PROLOGUE :
De toutes évidences, les ruines du château étaient très anciennes. Au centre de la clairière, la masse imposante du monument se détachait de l'obscurité nocturne, et de l'ombre de la forêt qui l'entourait, par la masse obstinément opaque qu'elle était. Sam n'en distinguait que les contours mais il en devinait les restes. Issu du 11ème ou 12ème siècles peut-être ? De grosses pierres gisaient aux pieds des mûrs d'enceinte à demi effondrés. Une des 4 tours était éventrée et le gouffre qui s'y devinait à présent semblait attirer les ténèbres. Le donjon avait disparu, laissant place à la végétation. Aucune lumière ne venait briller aux fenêtres comme pour rappeler que les lieus avaient, un jour, été vivants. Et seule la lumière blafarde et mortuaire de la pleine lune inondait le parc. Mais, peu à peu, Sam voyait une brume, humide et froide, envahir inexorablement l'espace qui le séparait du château. Le jeune homme hâta le pas mais bientôt, le froid le saisit. Il le pénétra aussi clairement que s'il avait été plongé dans une eau glaciale et Sam sut que des évènements sanglants s'étaient déroulés auprès de ces mûrs et, plus inquiétant encore, que le futur allait voir quelque chose d'infiniment plus terrible s'y dérouler.

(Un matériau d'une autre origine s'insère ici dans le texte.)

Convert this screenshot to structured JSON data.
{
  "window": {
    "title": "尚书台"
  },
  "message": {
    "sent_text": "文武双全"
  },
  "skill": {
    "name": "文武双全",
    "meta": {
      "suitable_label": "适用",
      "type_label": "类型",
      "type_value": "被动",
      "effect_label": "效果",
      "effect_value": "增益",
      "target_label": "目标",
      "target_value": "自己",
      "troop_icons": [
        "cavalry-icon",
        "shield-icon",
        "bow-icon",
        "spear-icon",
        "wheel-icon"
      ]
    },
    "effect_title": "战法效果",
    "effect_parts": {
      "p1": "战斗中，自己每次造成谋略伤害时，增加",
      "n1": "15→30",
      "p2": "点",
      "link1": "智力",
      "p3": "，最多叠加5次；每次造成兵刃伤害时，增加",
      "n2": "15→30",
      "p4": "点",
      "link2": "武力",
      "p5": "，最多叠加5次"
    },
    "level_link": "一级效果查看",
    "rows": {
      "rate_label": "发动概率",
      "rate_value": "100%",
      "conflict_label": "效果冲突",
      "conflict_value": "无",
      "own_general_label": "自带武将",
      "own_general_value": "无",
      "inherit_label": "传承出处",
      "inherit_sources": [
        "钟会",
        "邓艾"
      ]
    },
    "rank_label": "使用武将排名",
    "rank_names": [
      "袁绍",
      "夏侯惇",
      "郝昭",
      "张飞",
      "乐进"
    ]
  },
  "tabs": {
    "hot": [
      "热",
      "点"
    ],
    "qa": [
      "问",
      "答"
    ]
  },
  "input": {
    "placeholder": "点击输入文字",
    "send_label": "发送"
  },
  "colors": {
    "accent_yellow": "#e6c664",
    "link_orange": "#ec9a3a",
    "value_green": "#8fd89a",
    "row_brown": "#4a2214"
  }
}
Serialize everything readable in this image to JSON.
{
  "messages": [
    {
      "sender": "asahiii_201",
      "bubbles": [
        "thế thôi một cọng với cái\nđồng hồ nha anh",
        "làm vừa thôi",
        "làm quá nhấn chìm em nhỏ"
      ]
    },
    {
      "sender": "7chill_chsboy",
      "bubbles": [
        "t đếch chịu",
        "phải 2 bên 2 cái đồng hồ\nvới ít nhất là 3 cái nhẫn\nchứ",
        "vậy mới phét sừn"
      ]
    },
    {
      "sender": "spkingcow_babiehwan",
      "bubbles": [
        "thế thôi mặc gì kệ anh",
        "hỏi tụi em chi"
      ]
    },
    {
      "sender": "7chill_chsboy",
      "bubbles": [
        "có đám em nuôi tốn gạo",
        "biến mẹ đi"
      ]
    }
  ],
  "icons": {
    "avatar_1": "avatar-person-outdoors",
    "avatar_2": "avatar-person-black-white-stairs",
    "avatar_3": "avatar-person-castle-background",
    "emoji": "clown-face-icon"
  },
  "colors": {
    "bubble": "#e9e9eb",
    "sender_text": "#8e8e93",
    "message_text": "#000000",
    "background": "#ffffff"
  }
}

Il leva les yeux vers les remparts. Le ciel était sans étoile et pourtant étrangement clair par rapport à l'obscurité des ruines. Un souffle glacé se mit doucement à arpenter la prairie, faisant naître, au delà de la frontière que créait la forêt, un sifflement sourd et un flot de crépitements inquiétants.
Et brusquement, un mouvement dans son dos le fit sursauter. Sam fit volte-face, le doigt crispé sur la détente de son arme et les yeux suivant le jet de lumière de sa lampe torche. Une silhouette longiligne, sombre et poilue fondait sur lui rapidement. Si rapidement qu'il n'eut d'autre réflexe que de détourner la tête et de se protéger de son bras. Un courrant d'air gelé le traversa, le laissant frigorifié et chancelant. Mais aucun coup ne lui fut assigné. Il dégagea son bras…
Alors que ses yeux cherchaient son monstrueux assaillant, stupéfait, il découvrit qu'à quelques mètres de lui se tenait la silhouette d'une jeune femme. « Elle n'avait rien de démoniaque ». Nota-t-il, partagé entre soulagement et hébétude. Ni longue robe blanche déchirée flottant au vent, ni chairs décomposées marquant son visage… Au contraire, elle avait l'air tout ce qu'il y avait de plus normal. Jusque dans l'expression qu'affichait son visage, partagée entre stupeur et étonnement. Elle le dévisageait de la même manière qu'il était en train de l'étudier du regard. Un jolie visage, des cheveux bruns relevés en une queue de cheval désordonnée, un jean clair, un débardeur blanc, un blouson court et sombre, une écharpe colorée… Tout ce qu'il y avait de plus normal. Excepté qu'il n'y avait rien de normal à sa présence en ces lieux…
Mais Sam fut tiré de ses pensées par le craquement sec d'une branche qui casse, sur sa gauche. Il braqua son arme dans la direction du son suspect, mais le rayon de sa torche qui l'accompagna dans son mouvement ne trouva qu'herbes humides, brumes blanchâtres et lisières lointaines. Le rythme rapide de la respiration de la jeune femme ramena son regard sur elle. Elle fixait elle aussi la lisière de la forêt, mais avec horreur ! Comme si elle savait ce qui s'y cachait, comme si elle était capable de voir à travers la nuit, comme si elle avait devant elle la créature bestiale et sanguinaire qui y vivait… Et puis, un hurlement humain déchira le silence de la nature. Un hurlement aigue, aussi brusque et rapide qu'un coup d'épée. Un hurlement qui fit frissonner Sam jusqu'au plus profond de sa chair. Un cri qui venait du ciel. Il leva les yeux juste à temps pour voir une masse sombre tombé à quelques pas de lui. A quelques pas de l'inconnue. Leurs regards se rencontrèrent et dans un même mouvement se baissèrent vers la chose qui venait de s'écraser entre eux…
Le corps désarticulé et maculé de morceaux de chair, le visage lacéré et suintant de sang, 2 yeux transparents et écarquillés les fixant comme pour les supplier, gisait le corps d'un garçonnet.
Sam se réveilla en sursaut, hagard et en sueur.